Maps are also being used to tell queer stories which are rooted in location. People often attach importance to places they had memorable experiences at. But when these experiences can’t necessarily be talked about openly, mapmaking can be a covert way of sharing those stories with the world.
Queering the Map is a crowdsourced map of queer experiences around the world. Queer people across the globe can anonymously add their own experiences to geographical spots where they happened, be it moments of self-discovery or coming out stories.
These maps act as powerful resources in many ways, but they might not always show the complete picture.
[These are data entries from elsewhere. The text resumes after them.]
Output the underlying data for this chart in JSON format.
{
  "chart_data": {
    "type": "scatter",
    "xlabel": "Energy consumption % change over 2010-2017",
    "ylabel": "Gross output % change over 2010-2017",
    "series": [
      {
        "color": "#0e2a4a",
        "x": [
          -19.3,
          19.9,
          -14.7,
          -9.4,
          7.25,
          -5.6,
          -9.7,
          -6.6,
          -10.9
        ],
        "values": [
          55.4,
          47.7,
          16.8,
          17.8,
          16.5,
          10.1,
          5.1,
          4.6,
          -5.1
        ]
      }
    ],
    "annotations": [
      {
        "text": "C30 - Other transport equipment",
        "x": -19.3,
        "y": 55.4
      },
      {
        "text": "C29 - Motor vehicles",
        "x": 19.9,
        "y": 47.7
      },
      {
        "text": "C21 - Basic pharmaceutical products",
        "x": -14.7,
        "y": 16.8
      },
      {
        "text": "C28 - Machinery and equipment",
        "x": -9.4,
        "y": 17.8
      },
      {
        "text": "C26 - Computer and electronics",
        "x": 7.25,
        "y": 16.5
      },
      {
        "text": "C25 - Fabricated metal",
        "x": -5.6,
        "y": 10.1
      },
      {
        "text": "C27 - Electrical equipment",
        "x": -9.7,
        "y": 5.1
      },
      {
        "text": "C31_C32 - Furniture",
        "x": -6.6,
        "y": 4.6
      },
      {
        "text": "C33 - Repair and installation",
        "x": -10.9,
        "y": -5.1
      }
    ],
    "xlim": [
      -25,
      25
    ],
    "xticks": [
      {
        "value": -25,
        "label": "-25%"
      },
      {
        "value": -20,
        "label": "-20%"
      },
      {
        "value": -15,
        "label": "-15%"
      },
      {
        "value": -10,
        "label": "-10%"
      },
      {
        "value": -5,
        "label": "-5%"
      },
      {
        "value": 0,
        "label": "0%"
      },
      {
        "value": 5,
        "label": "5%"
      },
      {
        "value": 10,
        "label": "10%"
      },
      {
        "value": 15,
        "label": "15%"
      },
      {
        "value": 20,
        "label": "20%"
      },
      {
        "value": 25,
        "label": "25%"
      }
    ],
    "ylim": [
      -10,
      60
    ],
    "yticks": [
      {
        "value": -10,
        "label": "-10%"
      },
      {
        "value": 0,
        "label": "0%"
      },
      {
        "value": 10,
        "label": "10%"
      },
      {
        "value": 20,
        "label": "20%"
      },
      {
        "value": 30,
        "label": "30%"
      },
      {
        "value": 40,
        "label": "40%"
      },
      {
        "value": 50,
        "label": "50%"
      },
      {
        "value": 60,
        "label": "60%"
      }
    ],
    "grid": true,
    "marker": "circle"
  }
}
Mapping the Gay Guides, for example, shows the world from Damron’s perspective — a white gay man in 20th century America. Consequently, the locations are tailored to white gay men, and the perspective of women, trans people and people of color is not represented by his guides. In fact, Damron categorizes some places in a way that ‘cautions’ the reader about the presence of African American people or drag performers.
In their digitizing process, Gonzaba, Regan and other contributors keep these details consistent. Regan advises people to ‘read against the grain’ and not consider this map the Holy Grail of queer life in those decades.
“I often show my students historical maps in my class and implore them to investigate the biases of the maps and their authors. I think a good map is one that you can be critical of,” says Regan. This map will soon be 116,000 location listings stronger, thanks to a National Endowment for the Humanities grant that makes it possible to map Damron’s entries from 1981 to 2005.
On their website, the creators of Pride of Place also mention how their maps, and LGBTQ+ past in general, has abundant information about gay men — whose histories and voices were considered more worthy of focus than “lesbian, bisexual, trans, working-class, disabled, Black and ethnically diverse voices.” Since this information is crowdsourced, they welcome entries about these underrepresented communities whose stories are equally rich and powerful.
These mapping initiatives are rooted largely in the past, which is what most maps represent. But when we cast our eyes toward the future, they can also be used to bring about much needed change for vulnerable communities. Fitzpatrick , who also works with the International Lesbian, Gay, Bisexual, Trans and Intersex Association (ILGA), uses maps in his advocacy and to impress the need for action upon policymakers.
ILGA releases a yearly map visualizing where it’s safe to be queer in the world from a legal and social perspective. Credit: ILGA World, 2020.
He says, “We don’t always want to show people violent imagery to make them understand how much we need policies that support us. For people who don’t know what violence against LGBTQ+ people looks like, a map is an amazing visual reference.”